To practice one’s art consistently requires an absurd amount of faith — faith that these works will one day leave the studio, be exhibited in a gallery, or sold. Yet there is no guarantee that this will ever happen. A person who devotes their life to producing useless, yet auratic objects, entrusts their fate to the whims of chance. That is why I think painting is a practice of loving something that exists, even though it doesn’t have to. It is a difficult kind of love, but I see its value.
Another difficulty lies in the fact that one must speak about their painting — and this, after all, is where the story about language begins.
I think a lot about the words I should use to speak about my paintings, and I fear that this might betray a lack of faith in the expressive power of the painterly gesture. I would be terribly ashamed if that were true. Usually, words come one after another, and still nothing is really known about the painting.
And a story that unfolds for no clear reason sooner or later gives rise to the question of who is speaking.
One could argue that the act of painting itself is incredibly egocentric, because the path of a painting goes more or less like this:
I devote time to my own creative expression — I decide to seek exposure — 
I exhibit the painting — I talk about it — and that talk inevitably turns into speaking about my own experiences and reflections, that is, about myself.

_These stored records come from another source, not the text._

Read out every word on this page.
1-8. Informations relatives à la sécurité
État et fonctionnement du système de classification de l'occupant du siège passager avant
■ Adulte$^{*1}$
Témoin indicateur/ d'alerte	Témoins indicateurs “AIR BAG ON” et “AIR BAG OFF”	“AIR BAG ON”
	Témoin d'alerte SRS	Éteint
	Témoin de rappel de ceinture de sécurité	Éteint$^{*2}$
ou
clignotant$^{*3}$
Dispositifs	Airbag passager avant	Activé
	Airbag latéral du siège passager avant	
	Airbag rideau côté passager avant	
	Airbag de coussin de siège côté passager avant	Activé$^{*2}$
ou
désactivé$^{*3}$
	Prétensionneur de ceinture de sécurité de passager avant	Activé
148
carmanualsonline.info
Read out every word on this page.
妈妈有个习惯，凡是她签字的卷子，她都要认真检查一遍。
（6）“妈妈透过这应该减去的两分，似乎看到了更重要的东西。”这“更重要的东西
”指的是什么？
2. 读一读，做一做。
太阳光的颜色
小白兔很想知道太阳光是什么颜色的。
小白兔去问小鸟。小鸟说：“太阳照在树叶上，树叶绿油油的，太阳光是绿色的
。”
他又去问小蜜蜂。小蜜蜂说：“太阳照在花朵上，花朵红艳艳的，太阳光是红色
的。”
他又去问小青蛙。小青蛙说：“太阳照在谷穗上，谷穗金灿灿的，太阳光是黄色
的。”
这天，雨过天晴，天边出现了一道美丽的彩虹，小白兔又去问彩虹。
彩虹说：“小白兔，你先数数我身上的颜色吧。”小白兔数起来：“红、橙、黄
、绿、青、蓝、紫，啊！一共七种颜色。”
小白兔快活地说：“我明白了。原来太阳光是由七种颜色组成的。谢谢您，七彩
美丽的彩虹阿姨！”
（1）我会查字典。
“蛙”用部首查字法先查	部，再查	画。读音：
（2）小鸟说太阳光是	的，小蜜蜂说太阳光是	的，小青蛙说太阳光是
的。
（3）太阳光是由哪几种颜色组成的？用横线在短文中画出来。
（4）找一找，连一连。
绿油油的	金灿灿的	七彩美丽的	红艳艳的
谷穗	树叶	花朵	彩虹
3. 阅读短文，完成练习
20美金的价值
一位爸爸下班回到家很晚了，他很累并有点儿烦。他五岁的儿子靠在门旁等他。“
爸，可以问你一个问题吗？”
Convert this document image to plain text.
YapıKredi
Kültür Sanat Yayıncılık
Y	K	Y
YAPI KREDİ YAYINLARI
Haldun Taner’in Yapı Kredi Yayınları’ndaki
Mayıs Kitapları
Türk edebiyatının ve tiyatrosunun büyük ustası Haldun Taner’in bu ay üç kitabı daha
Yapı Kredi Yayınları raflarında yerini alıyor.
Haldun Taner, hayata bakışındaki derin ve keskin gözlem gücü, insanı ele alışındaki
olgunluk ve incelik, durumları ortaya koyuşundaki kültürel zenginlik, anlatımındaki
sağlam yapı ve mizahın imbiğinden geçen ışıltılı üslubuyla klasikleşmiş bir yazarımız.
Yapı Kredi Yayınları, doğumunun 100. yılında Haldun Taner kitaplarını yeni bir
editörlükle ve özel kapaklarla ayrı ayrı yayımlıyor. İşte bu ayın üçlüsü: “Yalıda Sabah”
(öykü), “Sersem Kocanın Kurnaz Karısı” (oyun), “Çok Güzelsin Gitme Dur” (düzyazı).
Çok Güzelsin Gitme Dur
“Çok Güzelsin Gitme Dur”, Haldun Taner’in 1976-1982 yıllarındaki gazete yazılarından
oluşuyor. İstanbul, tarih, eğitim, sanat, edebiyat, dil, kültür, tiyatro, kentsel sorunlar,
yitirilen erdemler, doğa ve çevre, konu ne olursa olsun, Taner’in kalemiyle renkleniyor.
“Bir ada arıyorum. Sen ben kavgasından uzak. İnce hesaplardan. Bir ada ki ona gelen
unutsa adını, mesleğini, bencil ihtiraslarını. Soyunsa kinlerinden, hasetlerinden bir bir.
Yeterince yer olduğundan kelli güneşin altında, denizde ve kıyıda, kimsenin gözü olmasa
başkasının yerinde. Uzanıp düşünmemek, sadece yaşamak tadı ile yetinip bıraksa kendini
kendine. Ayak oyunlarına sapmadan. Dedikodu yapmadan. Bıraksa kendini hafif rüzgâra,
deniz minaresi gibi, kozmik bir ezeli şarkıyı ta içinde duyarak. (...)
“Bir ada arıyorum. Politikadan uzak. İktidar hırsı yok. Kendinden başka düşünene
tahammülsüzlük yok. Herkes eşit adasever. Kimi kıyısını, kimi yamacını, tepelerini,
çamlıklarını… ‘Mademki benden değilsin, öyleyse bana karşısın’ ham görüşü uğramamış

The whole process could be called a loop of narcissistic chatter — but fortunately, there are viewers, and it is their perspective, their encounters with the work, that allow my painting to evolve.
That is why I am more interested in the way a painting’s narrative unfolds than in its actual content. It is not at all obvious to me how illustrative a painting should be in order to carry any meaning. The capacity to convey meaning still feels like an elusive quality to me, and I envy painters who do not worry about representation. Perhaps painting, for me, is an attempt to understand why I still want to tell stories at all.